Five Ministers address Future High Streets summit
Five Ministers from across the UK and Ireland addressed the Retail NI Future High Streets Summit in Belfast today, outlining their vision for the regeneration and transformation of high streets.
Tánaiste Leo Varadkar TD, NIO Minister of State Conor Burns MP, Shadow Levelling Up Minister Alex Norris MP, Agriculture Minister Edwin Poots and Communities Minister Deirdre Hargey all addressed one of the largest ever attended high street conferences here.
Tánaiste Leo Varadkar TD told business leaders attending the Summit that the future of retail is hybrid, with both brick-and-mortar and online stores crucial in high street regeneration.
Virtually addressing attendees, Ireland’s Minister for Enterprise, Trade and Employment pointed to the pandemic as ushering in a third way of doing business under a new and improved hybrid model.
Minister of State for Northern Ireland, Conor Burns MP, spoke about the UK Government’s vision for the high streets of Northern Ireland and how the Levelling Up funding will help the regeneration of the high streets, with £49 million already being invested in innovative projects across Northern Ireland.
Shadow Minister for Levelling Up, Alex Norris MP, also spoke on the UK Government’s recent White Paper and how levelling up can be delivered on a local level in Northern Ireland.
The in-person conference took place this morning and promoted a new vision for our high streets post-pandemic and discussed how local, regional and national governments can deliver real change for local towns and cities.
Sponsored by DWF Law, the Summit was hosted by broadcaster Tara Mills and featured panel discussions with Executive Ministers on the Assembly’s future economic priorities ahead of May’s election. The Summit also considered key strategic documents including the work of the newly formed High Street Task Force.
Tánaiste and Minister for Enterprise, Trade and Employment, Leo Varadkar TD said: “Two years ago, none of us could have predicted the terrible consequences that Covid-19 would have on our previously bustling high streets and shopping centres. From business closures to stay-at-home orders, necessary public health measures meant that, while our population was protected, many bricks and mortar traders were devastated. Many adapted quickly, moving online, setting up delivery services and finding other ways to hold on to their customers.”
“Now as we emerge from the pandemic and rebuild, this conference has been a really good opportunity to share our experiences and find ways to work more closely together for a strong, prosperous all-island economy. I strongly believe that the future for retail is hybrid with physical stores and on-line shopping providing a new and even better retail experience.”
Minister of State for Northern Ireland, Conor Burns MP, said: “Northern Ireland high streets have enormous potential, great produce and wonderful customer service.
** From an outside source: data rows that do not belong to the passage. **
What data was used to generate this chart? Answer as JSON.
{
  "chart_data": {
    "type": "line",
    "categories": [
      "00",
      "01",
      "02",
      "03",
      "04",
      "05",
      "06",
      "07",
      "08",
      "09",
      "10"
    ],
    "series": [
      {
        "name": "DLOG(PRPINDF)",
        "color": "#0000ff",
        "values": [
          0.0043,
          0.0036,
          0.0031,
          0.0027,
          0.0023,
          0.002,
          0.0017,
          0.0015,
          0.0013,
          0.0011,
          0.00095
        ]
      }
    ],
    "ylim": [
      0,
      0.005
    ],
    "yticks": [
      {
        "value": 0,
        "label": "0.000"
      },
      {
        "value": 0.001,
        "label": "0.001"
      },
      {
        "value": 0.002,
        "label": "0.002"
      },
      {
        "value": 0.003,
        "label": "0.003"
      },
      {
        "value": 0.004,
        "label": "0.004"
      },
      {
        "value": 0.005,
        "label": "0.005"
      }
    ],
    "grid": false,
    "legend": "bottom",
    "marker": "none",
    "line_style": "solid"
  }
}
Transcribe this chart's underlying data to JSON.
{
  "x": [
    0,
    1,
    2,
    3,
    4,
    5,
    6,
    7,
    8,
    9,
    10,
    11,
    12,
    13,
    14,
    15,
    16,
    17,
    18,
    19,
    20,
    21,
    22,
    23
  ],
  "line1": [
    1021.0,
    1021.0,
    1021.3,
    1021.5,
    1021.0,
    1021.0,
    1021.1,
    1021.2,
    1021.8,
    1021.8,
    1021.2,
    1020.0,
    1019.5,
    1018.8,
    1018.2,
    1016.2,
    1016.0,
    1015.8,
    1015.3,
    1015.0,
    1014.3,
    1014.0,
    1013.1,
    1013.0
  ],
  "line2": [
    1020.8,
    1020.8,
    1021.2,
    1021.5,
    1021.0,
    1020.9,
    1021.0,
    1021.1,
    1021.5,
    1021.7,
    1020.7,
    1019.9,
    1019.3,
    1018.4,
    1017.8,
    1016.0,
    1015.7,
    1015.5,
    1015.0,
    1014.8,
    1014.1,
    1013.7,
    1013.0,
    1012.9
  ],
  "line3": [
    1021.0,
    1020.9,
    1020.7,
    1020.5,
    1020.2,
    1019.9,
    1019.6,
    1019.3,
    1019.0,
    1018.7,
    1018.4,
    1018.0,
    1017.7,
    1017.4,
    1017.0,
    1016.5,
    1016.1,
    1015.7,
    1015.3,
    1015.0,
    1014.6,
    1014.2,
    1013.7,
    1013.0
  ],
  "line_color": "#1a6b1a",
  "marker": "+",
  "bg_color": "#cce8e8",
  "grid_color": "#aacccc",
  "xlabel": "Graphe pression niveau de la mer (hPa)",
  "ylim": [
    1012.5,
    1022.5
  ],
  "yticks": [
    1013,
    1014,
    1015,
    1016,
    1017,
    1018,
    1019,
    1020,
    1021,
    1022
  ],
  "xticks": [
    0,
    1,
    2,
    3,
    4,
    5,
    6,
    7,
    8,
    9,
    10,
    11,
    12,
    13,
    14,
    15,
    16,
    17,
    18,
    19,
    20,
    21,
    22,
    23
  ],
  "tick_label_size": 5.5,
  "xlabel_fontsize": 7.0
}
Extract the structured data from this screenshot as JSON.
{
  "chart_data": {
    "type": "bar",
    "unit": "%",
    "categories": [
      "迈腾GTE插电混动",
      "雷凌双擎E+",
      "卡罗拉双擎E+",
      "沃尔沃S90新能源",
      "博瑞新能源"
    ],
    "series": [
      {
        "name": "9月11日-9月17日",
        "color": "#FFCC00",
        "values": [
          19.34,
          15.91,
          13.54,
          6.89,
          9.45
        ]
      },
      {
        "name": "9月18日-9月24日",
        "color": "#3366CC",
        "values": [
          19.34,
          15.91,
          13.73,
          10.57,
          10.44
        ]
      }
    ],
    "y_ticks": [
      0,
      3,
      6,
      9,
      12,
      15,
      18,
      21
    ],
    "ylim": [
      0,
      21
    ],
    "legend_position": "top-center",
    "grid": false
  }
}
It is that personal touch and connection which brings people back into shops again and again and it’s something which I personally value.
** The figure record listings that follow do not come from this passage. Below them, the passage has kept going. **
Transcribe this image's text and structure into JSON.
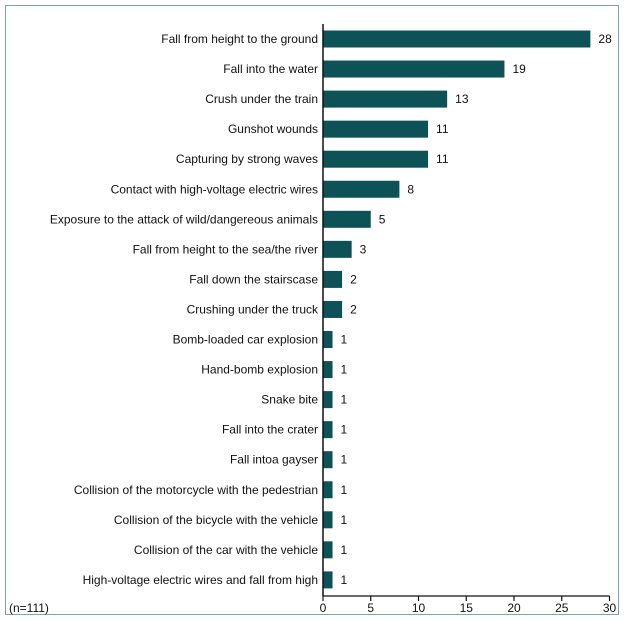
{
  "chart_data": {
    "type": "bar",
    "orientation": "horizontal",
    "categories": [
      "Fall from height to the ground",
      "Fall into the water",
      "Crush under the train",
      "Gunshot wounds",
      "Capturing by strong waves",
      "Contact with high-voltage electric wires",
      "Exposure to the attack of wild/dangereous animals",
      "Fall from height to the sea/the river",
      "Fall down the stairscase",
      "Crushing under the truck",
      "Bomb-loaded car explosion",
      "Hand-bomb explosion",
      "Snake bite",
      "Fall into the crater",
      "Fall intoa gayser",
      "Collision of the motorcycle with the pedestrian",
      "Collision of the bicycle with the vehicle",
      "Collision of the car with the vehicle",
      "High-voltage electric wires and fall from high"
    ],
    "values": [
      28,
      19,
      13,
      11,
      11,
      8,
      5,
      3,
      2,
      2,
      1,
      1,
      1,
      1,
      1,
      1,
      1,
      1,
      1
    ],
    "xlim": [
      0,
      30
    ],
    "xticks": [
      "0",
      "5",
      "10",
      "15",
      "20",
      "25",
      "30"
    ],
    "note": "(n=111)",
    "grid": false,
    "bar_color": "#0d5257"
  }
}
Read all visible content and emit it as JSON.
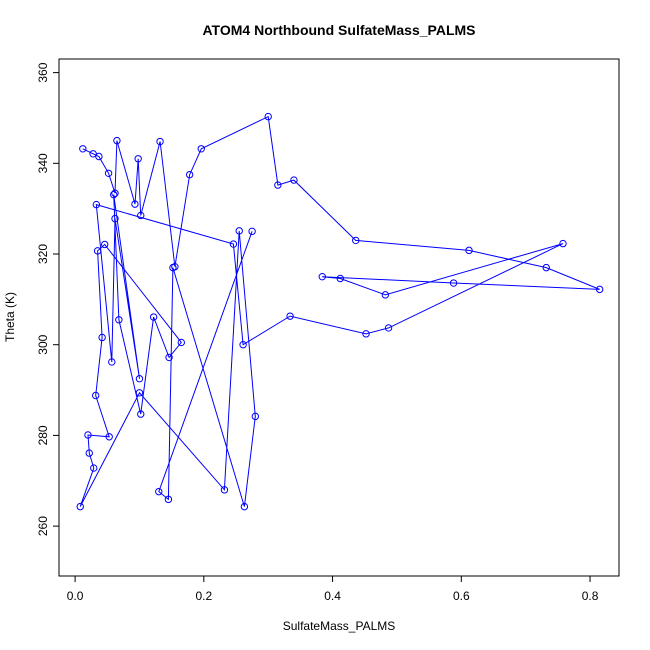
{
  "chart_data": {
    "type": "scatter",
    "title": "ATOM4 Northbound SulfateMass_PALMS",
    "xlabel": "SulfateMass_PALMS",
    "ylabel": "Theta (K)",
    "xlim": [
      -0.025,
      0.845
    ],
    "ylim": [
      249,
      363
    ],
    "xticks": [
      0.0,
      0.2,
      0.4,
      0.6,
      0.8
    ],
    "xtick_labels": [
      "0.0",
      "0.2",
      "0.4",
      "0.6",
      "0.8"
    ],
    "yticks": [
      260,
      280,
      300,
      320,
      340,
      360
    ],
    "ytick_labels": [
      "260",
      "280",
      "300",
      "320",
      "340",
      "360"
    ],
    "grid": false,
    "style": "lines-and-open-circles",
    "color": "#0000ff",
    "series": [
      {
        "x": [
          0.012,
          0.028,
          0.037,
          0.052,
          0.062,
          0.065,
          0.093,
          0.098,
          0.102,
          0.132,
          0.155,
          0.178,
          0.196,
          0.3,
          0.315,
          0.34,
          0.436,
          0.612,
          0.732,
          0.815,
          0.588,
          0.384,
          0.412,
          0.482,
          0.758,
          0.487,
          0.452,
          0.334,
          0.261,
          0.246,
          0.033,
          0.057,
          0.062,
          0.1,
          0.06,
          0.068,
          0.102,
          0.122,
          0.146,
          0.165,
          0.046,
          0.035,
          0.042,
          0.032,
          0.053,
          0.02,
          0.022,
          0.029,
          0.008,
          0.1,
          0.232,
          0.255,
          0.28,
          0.263,
          0.152,
          0.145,
          0.13,
          0.275
        ],
        "y": [
          343.2,
          342.1,
          341.5,
          337.8,
          333.4,
          345.0,
          331.0,
          341.0,
          328.5,
          344.8,
          317.2,
          337.5,
          343.2,
          350.3,
          335.2,
          336.3,
          323.0,
          320.8,
          317.0,
          312.2,
          313.6,
          315.0,
          314.6,
          311.0,
          322.3,
          303.7,
          302.4,
          306.3,
          300.0,
          322.2,
          330.9,
          296.2,
          327.8,
          292.5,
          333.1,
          305.5,
          284.7,
          306.1,
          297.2,
          300.5,
          322.1,
          320.7,
          301.6,
          288.8,
          279.7,
          280.1,
          276.1,
          272.8,
          264.3,
          289.4,
          268.0,
          325.1,
          284.2,
          264.3,
          317.0,
          265.9,
          267.6,
          325.0
        ]
      }
    ]
  }
}
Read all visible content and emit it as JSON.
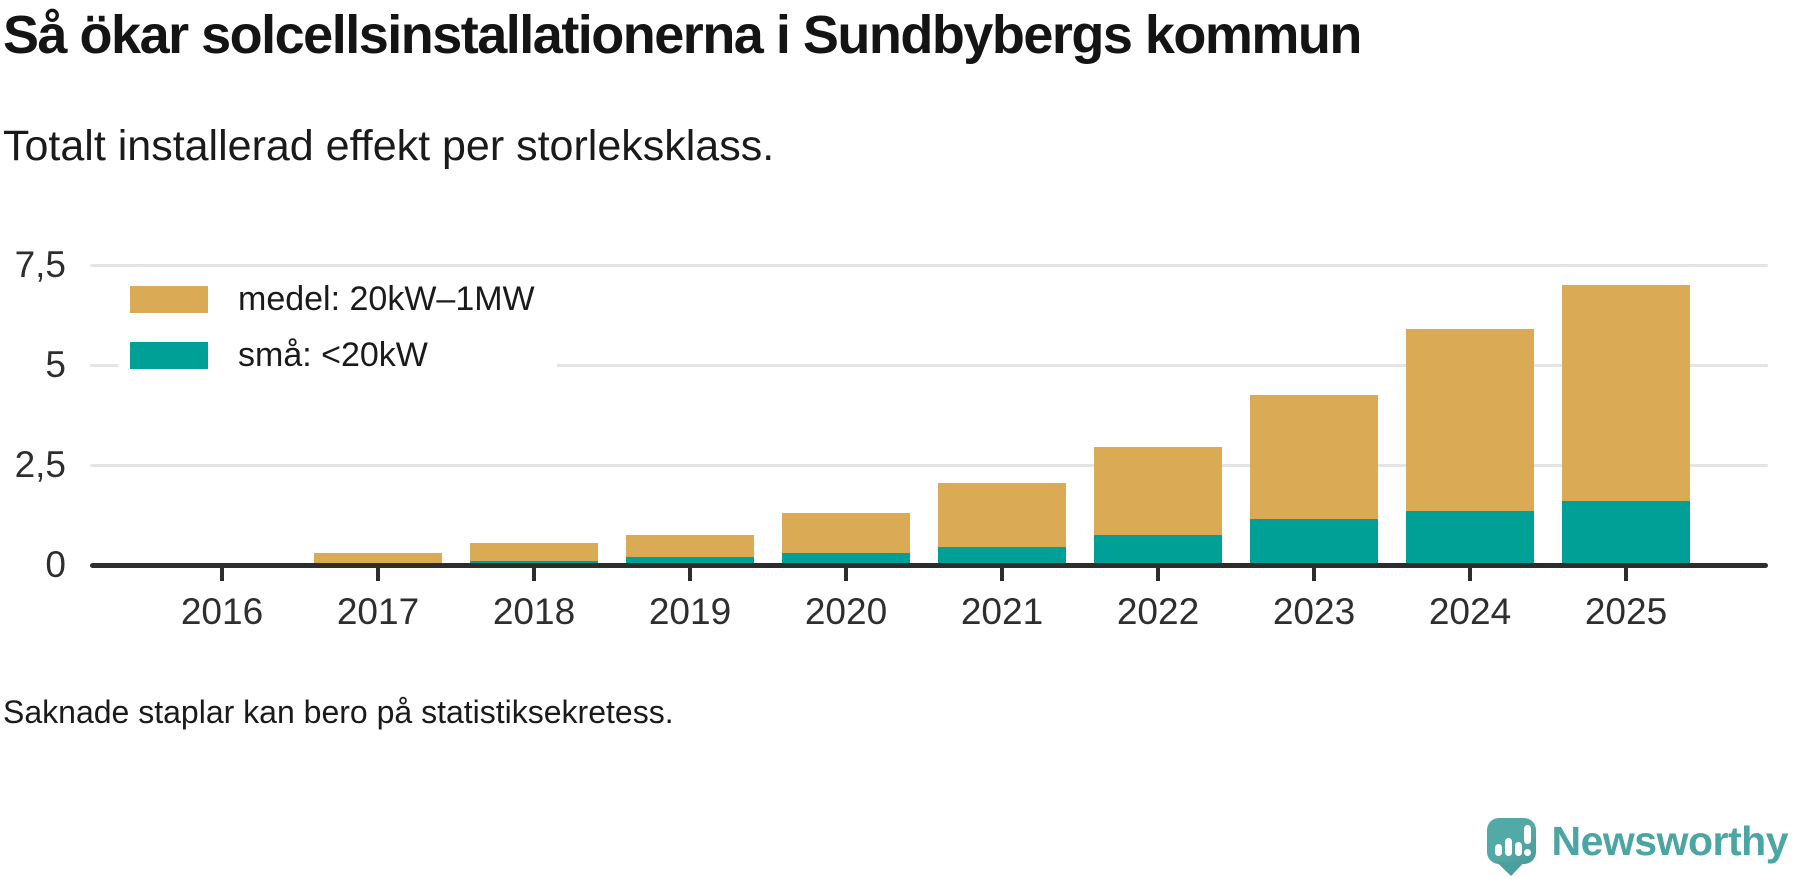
{
  "header": {
    "title": "Så ökar solcellsinstallationerna i Sundbybergs kommun",
    "subtitle": "Totalt installerad effekt per storleksklass."
  },
  "footer": {
    "note": "Saknade staplar kan bero på statistiksekretess."
  },
  "branding": {
    "name": "Newsworthy",
    "icon": "bar-chart-speech-bubble-icon",
    "color": "#4BA5A2"
  },
  "colors": {
    "medel": "#DBAA55",
    "sma": "#00A096",
    "axis": "#2D2D2D",
    "grid": "#E4E4E4",
    "text": "#151515"
  },
  "chart_data": {
    "type": "bar",
    "stacked": true,
    "title": "Så ökar solcellsinstallationerna i Sundbybergs kommun",
    "subtitle": "Totalt installerad effekt per storleksklass.",
    "categories": [
      "2016",
      "2017",
      "2018",
      "2019",
      "2020",
      "2021",
      "2022",
      "2023",
      "2024",
      "2025"
    ],
    "series": [
      {
        "name": "medel: 20kW–1MW",
        "color": "#DBAA55",
        "values": [
          null,
          0.3,
          0.45,
          0.55,
          1.0,
          1.6,
          2.2,
          3.1,
          4.55,
          5.4
        ]
      },
      {
        "name": "små: <20kW",
        "color": "#00A096",
        "values": [
          null,
          0,
          0.1,
          0.2,
          0.3,
          0.45,
          0.75,
          1.15,
          1.35,
          1.6
        ]
      }
    ],
    "stack_order_bottom_to_top": [
      "små: <20kW",
      "medel: 20kW–1MW"
    ],
    "totals": [
      null,
      0.3,
      0.55,
      0.75,
      1.3,
      2.05,
      2.95,
      4.25,
      5.9,
      7.0
    ],
    "xlabel": "",
    "ylabel": "",
    "ylim": [
      0,
      7.5
    ],
    "yticks": [
      {
        "value": 0,
        "label": "0"
      },
      {
        "value": 2.5,
        "label": "2,5"
      },
      {
        "value": 5,
        "label": "5"
      },
      {
        "value": 7.5,
        "label": "7,5"
      }
    ],
    "grid": "horizontal",
    "legend_position": "top-left",
    "missing_bars_note": "Saknade staplar kan bero på statistiksekretess."
  }
}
“Through the Levelling Up Fund, the Government is already delivering support to Northern Ireland’s retail sector. Antrim and Newtownabbey Borough Council, for example, received £1.2 million from the first round of funding to help revitalise their town centre and improve the experience of everyone who spends time there.
“As we look ahead to the next round of Levelling Up funding, I look forward to working closely with partners in the Northern Ireland Executive and the Irish Government, as well as those in the business sector, to ensure we continue delivering for the people of Northern Ireland.”
Chief Executive of Retail NI, Glyn Roberts said: “There is no doubt we are not short of strategy and policy when it comes to the future of our high streets. The Executive’s Investment Strategy, Infrastructure 2050, UK Government’s Levelling Up White Paper and the Northern Ireland High Street Taskforce report all set out ambitious plans for our town centres.”
“The question that Retail NI members ask is how we get local, regional and national governments all pushing in the one direction and more importantly how all these policy priorities can be delivered so we can create 21st century high streets. Alongside a dynamic retail and hospitality offering we also need to ensure they become multi-functional hubs with libraries, community services, police stations, healthcare, leisure, education, open spaces, housing and sports facilities.”
Head of Real Estate in Northern Ireland at DWF Law, Julie Galbraith said: “We were thrilled to partner with Retail NI for its Future High Streets Summit. Our town and city centres are thriving hubs of innovation and growth, best evidenced through Northern Ireland’s ever-growing independent retail sector. Supporting our high streets does not just boost jobs and economic activity, it helps build stronger communities that work together to improve livelihoods and build prospects. It was great to get speaking to those business and political leaders in attendance at this morning’s excellent Summit.”